Sunday, August 23, 2009

A Quarter Before Six in Santa Maria

I took a break from the tiresome editing of graphics and images in my computer for the news magazine. Looking for anything that entertains and relaxes, I took from the rack a disc and ran it in my computer.

I hardly realized that it was our wedding’s until the names of the entourage appeared on the screen. I then savored the moment of reminiscing one of the happiest days of my life. I remembered how my wife played on my face to reduce my pimples. Cucumbers, mashed banana, facial cleansers she bought in Quiapo, and yes, toothpaste. Only to no avail. I laughed at the dark spots on my face which were vividly caught by the video cam, courtesy of the toothpaste that almost burned my cheeks.

I was able to watch our wedding video for several times already but it was only that time I sensed that the camera purposively rolled around the venue and captured the beautiful arrays of flowers in full bloom. The crack of the dawn made it even more picturesque and dramatic. It was quarter to six in the morning. The venue was at the magnificent facade and scenic garden of Santa Maria Municipal Hall. There again, I have been falling in love with this small yet beautiful town.

It was during the Fiesta of 1998 when I first stepped on this municipality known for several names: Concepcion, Imelda and Santa Maria. According to stories, the name Concepcion was a misnomer since there was an island municipality that bears such name also. Correspondence and mails missed the recipients. To fast track the change of name, the local officials opted the name ‘Imelda’ after the President’s powerful first lady. True to their expectations, the town got a new name and the first lady herself, came over to christen it. After the EDSA Revolution in 1986, and when President Corazon Aquino swore into office, traces of the Marcoses were gradually phased out. The town was named Santa Maria.

Santa Maria, previously part of San Agustin, is a small fifth class municipality composed of six barangays: Concepcion Sur, Concepcion Norte, San Isidro, Paroyhog, Santo NiƱo and Bonga. Concepcion Norte, the town proper is not as vast as other towns in the province. It just has three major streets running from north to south intersecting four paved roads running from east to west. Going around the town is not that tiring though.

Small as it may seem, the first thing that impressed me was their well-landscaped municipal garden in front of the majestic town hall comparable with Baguio’s Mansion. The building was painted white and embraced by the towering columns and thick metals securing the entire area. Flowers in full bloom were diligently taken care of and pruned by the utilities to maintain the pleasing ambience of the surrounding. The gate led to the doorstep of the municipal hall through an aisle about 50 meters long. The aisle cut the lawn into two. In each side were carefully landscaped box of flowers and pathways. On the far south of the town hall was an elevated rest house called the Palaisdaan. Its posts were elevated by about a meter. It was surrounded by concrete dikes which enabled it to hold water. Tilapia and other freshwater fishes were cultured there. Visitors usually took an afternoon nap in the bamboo-made resthouse.

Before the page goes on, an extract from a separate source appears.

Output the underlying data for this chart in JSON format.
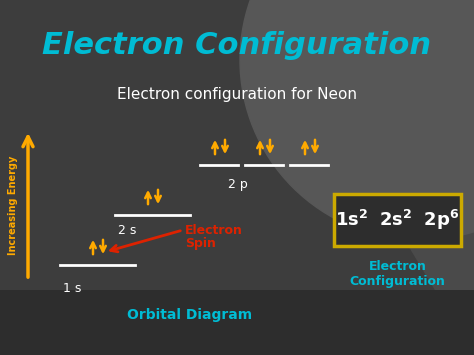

In 1999, Santa Maria was named as the cleanest and greenest town in Romblon.

Perhaps, no other auditorium in the province would be more desirable than Santa Maria Sports Complex. It was the first covered court in Tablas and could accommodate thousands of spectators. It could also be used as venues for big celebrations like wedding, parties and etc. The comfort rooms there were one of the best.

People coming to Santa Maria were wondering why such a small town could ably support the erection of skyscrapers (a third storey building was already a big deal here). Add to that was the well-maintained public infrastructure like the barangay hall that was often construed as the town hall, the tourism building which probably was the biggest, and the Recreation Center.

What actually made the town more attractive were not the buildings but the variety of flowering plants blooming everywhere: in schools, children paradise, houses, river banks, etc.

Two years ago, the Hinugyawan Festival was born here. People dressed like natives, colored their bodies black and roamed around the town chanting, shouting and making noises, hence, hinugyawan. It was a crowd-drawer.

The town was also home to natural and unspoiled scenic spots among them were the Bil-at Cove, a hidden sea few meters north of the town proper; Madrona’s Beach Resort in Paroyhog; Ese-Ese steps in Talamban; imposing promontories in Naabang; and the Triple Peak where telecommunications relay towers stood.

For the past two years, there were several beautiful things I couldn’t forget about Santa Maria. More to buildings, landscape and yes, people, it was in Santa Maria where I experienced for the very first time the beauty of the sun rising from the sea. I never asked why our wedding was at dawn. A quarter before six.